Dr Greger explained that the carnitine in meat “is converted by our gut bacteria into trimethylamine”.

Dr Greger added that trimethylamine is “oxidised by our liver to TMAO, which may then contribute to heart attacks, stroke, and death”.

Any type of processed meat – such as ham, bacon, sausages, salami, and sliced luncheon turkey and chicken – would not be the healthiest lunch to have.

READ MORE: Four fruit juices that could slash your risk of heart disease – high in potassium

Researchers at the University of Oxford’s Nuffield Department of Population Health conducted the largest systematic review of the prospective evidence to date.

Looking at health data from 13 cohort studies, which involved over 1.4 million people over a 30-year period, the analysis put forward an interesting finding.

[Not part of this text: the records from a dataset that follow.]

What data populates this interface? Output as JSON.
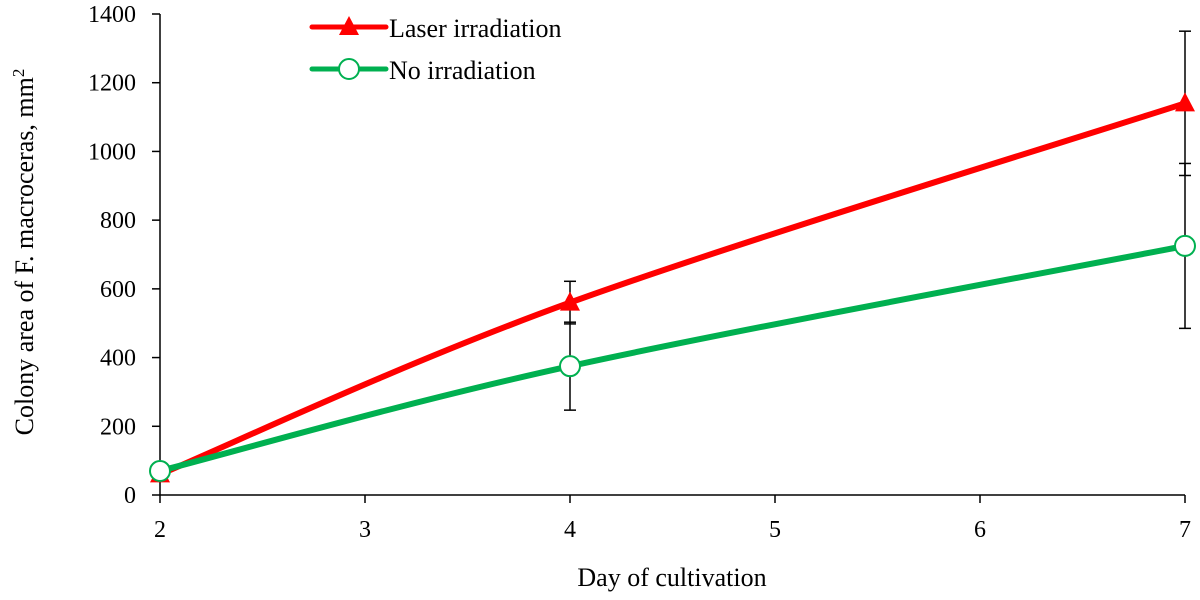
{
  "chart_data": {
    "type": "line",
    "title": "",
    "xlabel": "Day of cultivation",
    "ylabel": "Colony area of F. macroceras, mm",
    "ylabel_superscript": "2",
    "xlim": [
      2,
      7
    ],
    "ylim": [
      0,
      1400
    ],
    "x_ticks": [
      "2",
      "3",
      "4",
      "5",
      "6",
      "7"
    ],
    "y_ticks": [
      "0",
      "200",
      "400",
      "600",
      "800",
      "1000",
      "1200",
      "1400"
    ],
    "grid": false,
    "legend_position": "top-left",
    "series": [
      {
        "name": "Laser irradiation",
        "color": "#ff0000",
        "marker": "triangle",
        "points": [
          {
            "x": 2,
            "y": 60,
            "err": 0
          },
          {
            "x": 4,
            "y": 560,
            "err": 62
          },
          {
            "x": 7,
            "y": 1140,
            "err": 210
          }
        ]
      },
      {
        "name": "No irradiation",
        "color": "#00b050",
        "marker": "circle",
        "points": [
          {
            "x": 2,
            "y": 70,
            "err": 25
          },
          {
            "x": 4,
            "y": 375,
            "err": 128
          },
          {
            "x": 7,
            "y": 725,
            "err": 240
          }
        ]
      }
    ]
  }
}
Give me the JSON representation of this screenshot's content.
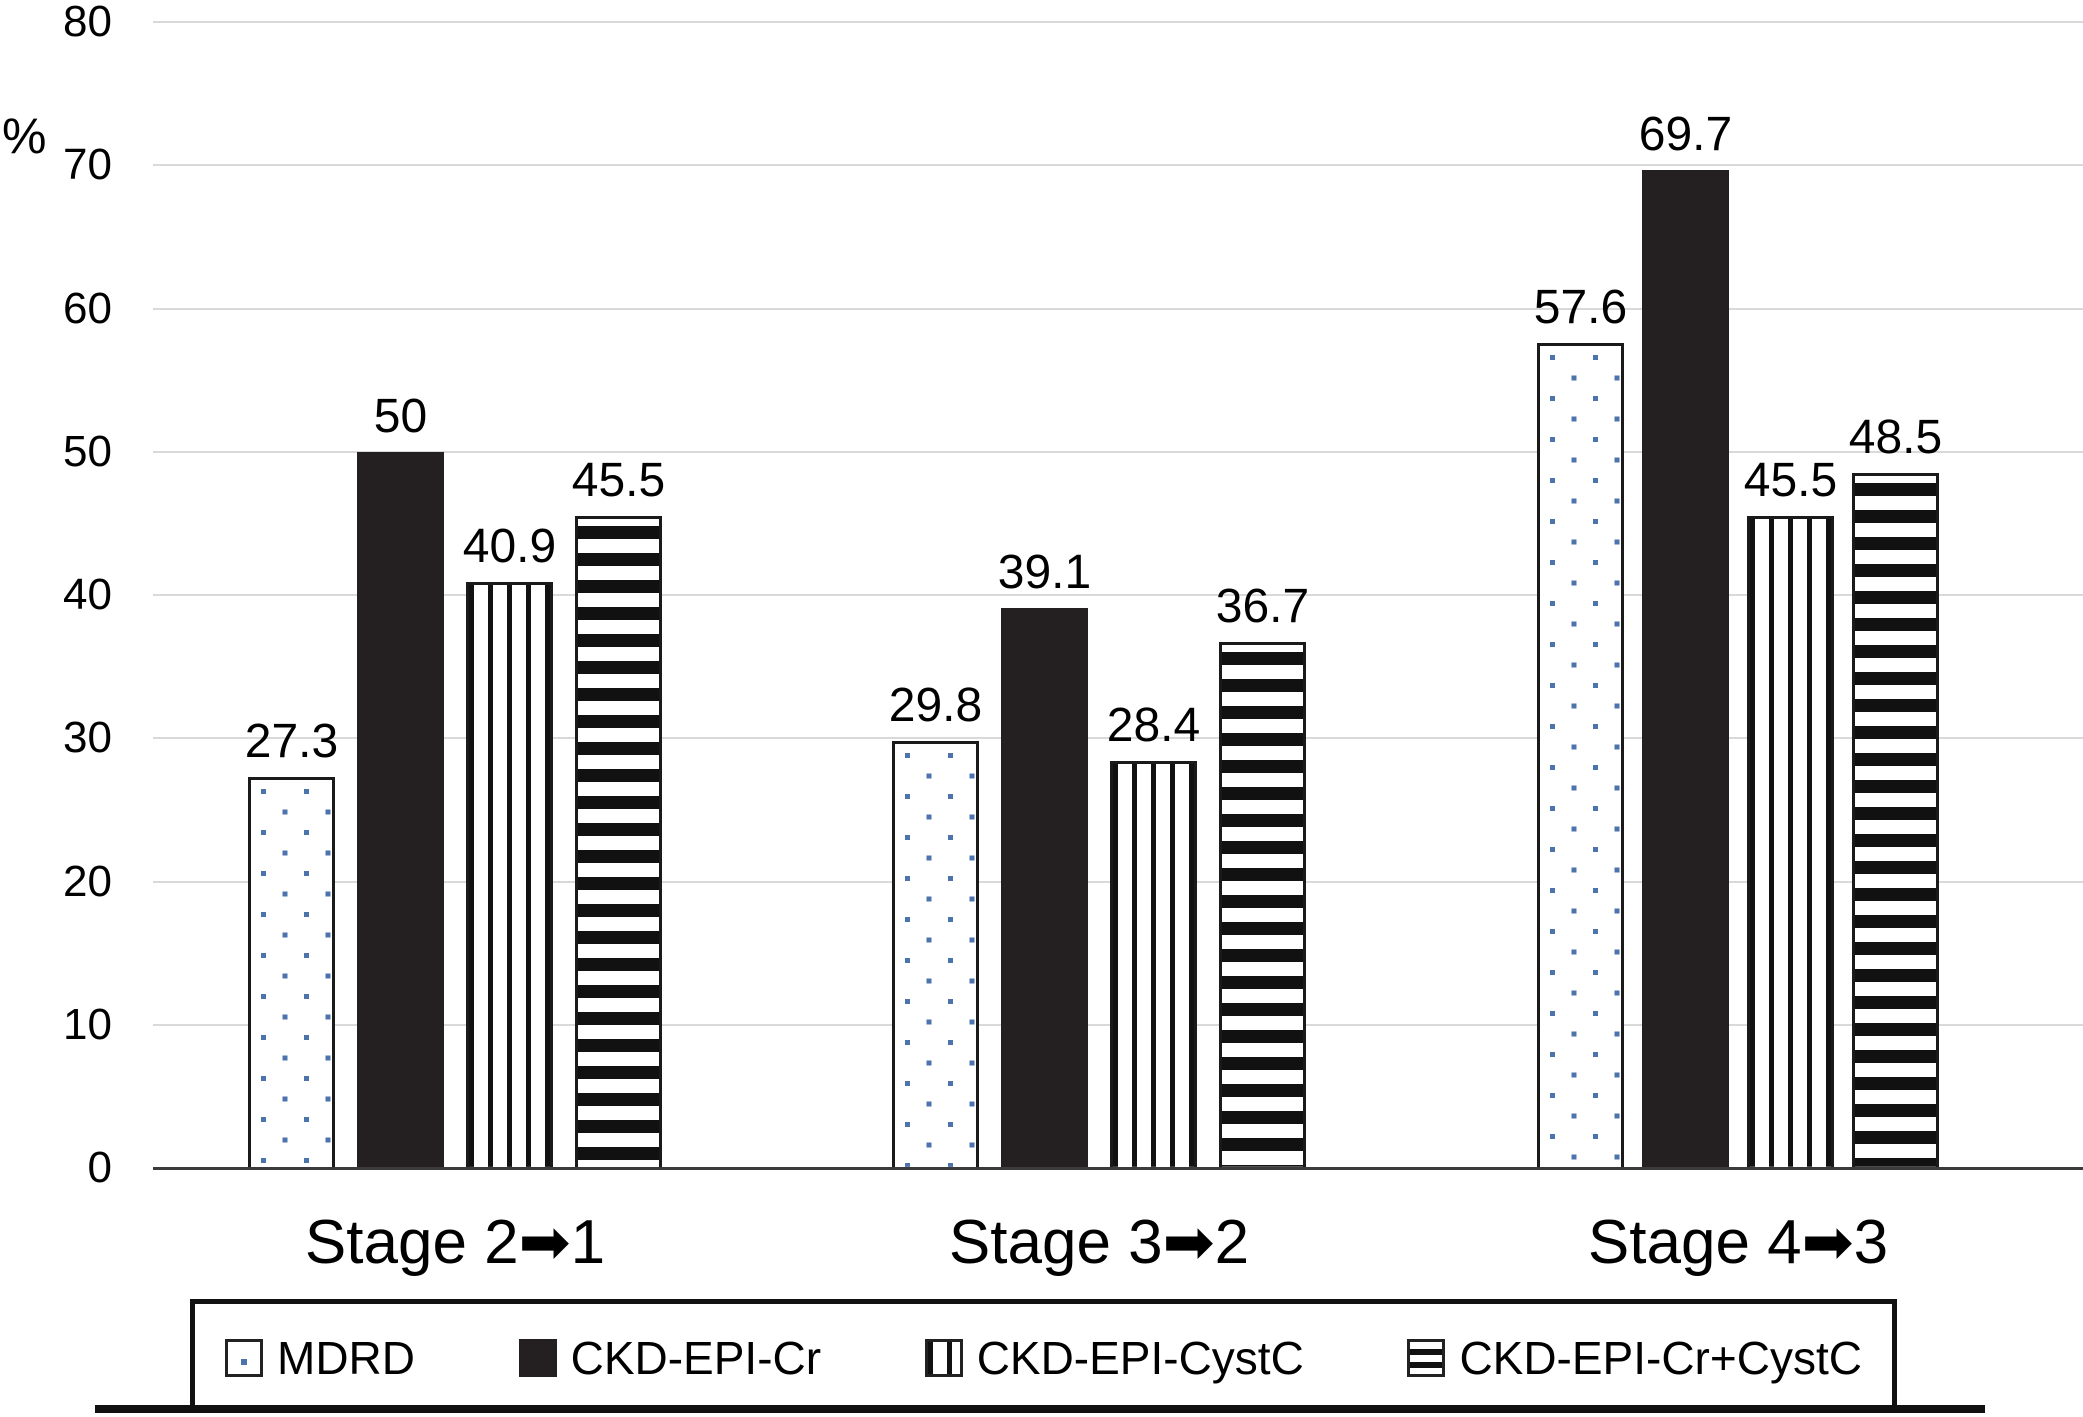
{
  "chart_data": {
    "type": "bar",
    "title": "",
    "xlabel": "",
    "ylabel": "%",
    "categories": [
      "Stage 2➡1",
      "Stage 3➡2",
      "Stage 4➡3"
    ],
    "series": [
      {
        "name": "MDRD",
        "pattern": "dots",
        "values": [
          27.3,
          29.8,
          57.6
        ],
        "labels": [
          "27.3",
          "29.8",
          "57.6"
        ]
      },
      {
        "name": "CKD-EPI-Cr",
        "pattern": "solid",
        "values": [
          50.0,
          39.1,
          69.7
        ],
        "labels": [
          "50",
          "39.1",
          "69.7"
        ]
      },
      {
        "name": "CKD-EPI-CystC",
        "pattern": "vertical-stripes",
        "values": [
          40.9,
          28.4,
          45.5
        ],
        "labels": [
          "40.9",
          "28.4",
          "45.5"
        ]
      },
      {
        "name": "CKD-EPI-Cr+CystC",
        "pattern": "horizontal-stripes",
        "values": [
          45.5,
          36.7,
          48.5
        ],
        "labels": [
          "45.5",
          "36.7",
          "48.5"
        ]
      }
    ],
    "yticks": [
      0,
      10,
      20,
      30,
      40,
      50,
      60,
      70,
      80
    ],
    "ylim": [
      0,
      80
    ],
    "grid": "horizontal-gridlines",
    "legend_position": "bottom",
    "colors": {
      "solid_bar": "#241f20",
      "dot_blue": "#4d73ad",
      "stripe_black": "#111111",
      "gridline": "#d9d9d9",
      "axis_line": "#3b3b3b",
      "text": "#000000",
      "background": "#ffffff",
      "legend_border": "#111111"
    }
  }
}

The evidence concluded that “each 50 g/day higher intake of processed meat increased the risk of coronary heart disease by 18 percent”.

Processed meat has a high salt content, which raises blood pressure; high blood pressure is a well-established risk factor for coronary heart disease.

The Centres for Disease Control and Prevention (CDC) notes coronary heart disease increases stroke risk.

Dr Greger said: “The large majority of the available evidence is in favour of a protective association between fruit and vegetable consumption and the risk of stroke.”

Thus, when it comes to lunchtime meals, one that incorporates vegetables, for example, would be ideal.

An example would be a chopped salad with chickpeas and olives.

Ingredients

  • 2 tbsp. extra-virgin olive oil
  • 2 tbsp. red-wine vinegar
  • ¼ tsp. garlic powder
  • ¼ tsp. salt
  • ¼ tsp. ground pepper
  • 1 (15 oz.) can no-salt-added chickpeas, rinsed
  • 1 cup diced cucumber
  • 1 cup quartered cherry tomatoes
  • ⅓ cup chopped parsley
  • ¼ cup finely chopped red onion
  • ¼ cup halved Kalamata olives
  • ¼ cup crumbled feta cheese

Instructions:

  1. Whisk oil, vinegar, garlic powder, salt and pepper in a large bowl
  2. Add chickpeas, cucumber, tomatoes, parsley, onion, olives and feta; toss to coat.

The NHS says: “The best way to help prevent a stroke is to eat a healthy diet, exercise regularly, and avoid smoking and drinking too much alcohol.”

According to the health body, while these lifestyle measures should help to minimise stroke risk, for some, medication might be needed to treat underlying health conditions, such as high cholesterol.

Familial hypercholesterolaemia, for example, is an inherited condition that causes high cholesterol – a risk factor for a stroke – no matter how healthily you eat.